The trouble was...what would they fight about? Were they focused on the point-of-view Zinn was putting forward, or were they simply miffed about some of the things Zinn said? More often than not, especially considering our proximity to Washington, D.C. and Quantico, the students just saw Zinn as an "unpatriotic jerk." What about his service to his country? What about his years in the classroom, educating American students? The questions start flowing back at us. the inevitable question is: "Well, who's right?"

That was when we decided to do a lesson called, with apologies to Capital One, "What's in Your Wallet?" Students are broken out into groups of about 4-5. They are given a sheet of paper with details on it, such as:

Brown Leather
Pictures of a woman and two children
Pictures of a Porsche
Pictures of a beach house
Three $100 Bills
Two $50 Bills
Ten $20 Bills
Business Card for Accounting Firm
Three Credit Cards from different companies

They are then asked to interpret the contents of the "wallet" and tell the class about the person who owned it. This is where Toulmin comes in. Students usually want to say something like this guy is a stuck-up business man who cares more about his possessions than his family, or something very similar. We ask them to provide the data that support this claim. Then we ask them to provide the warrant that links the data to the claim. When they do this, they suddenly realize how pre-programmed they are to jump to conclusions rather than look for what they can actually see. Looking at the process of stating a claim, examining the data, and analyzing the warrant helps students to go back to the Zinn book with a critical eye.

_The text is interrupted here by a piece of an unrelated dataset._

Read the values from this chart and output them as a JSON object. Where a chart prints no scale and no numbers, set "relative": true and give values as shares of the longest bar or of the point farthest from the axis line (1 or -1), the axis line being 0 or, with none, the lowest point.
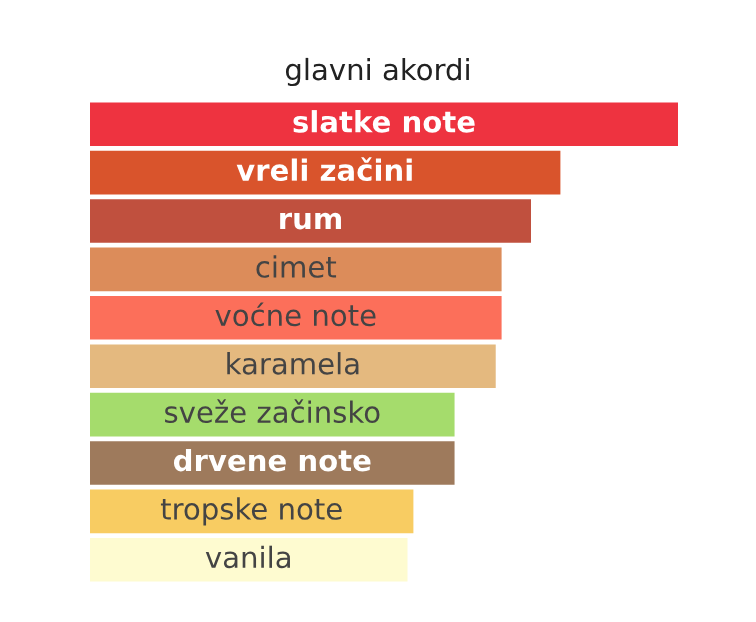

We build on the concept after that, but this gets the students thinking in terms of what can be proven to be true with the data, but also what else can be proven true. They begin to view history as the interpretation of a set of data that can be interpreted in radically different ways. This realization increases both their willingness to read history and their ability to read critically.

How do you encourage critical thinking in your classrooms? What connections do you try to emphasize when you teach logic? I look forward to the conversation.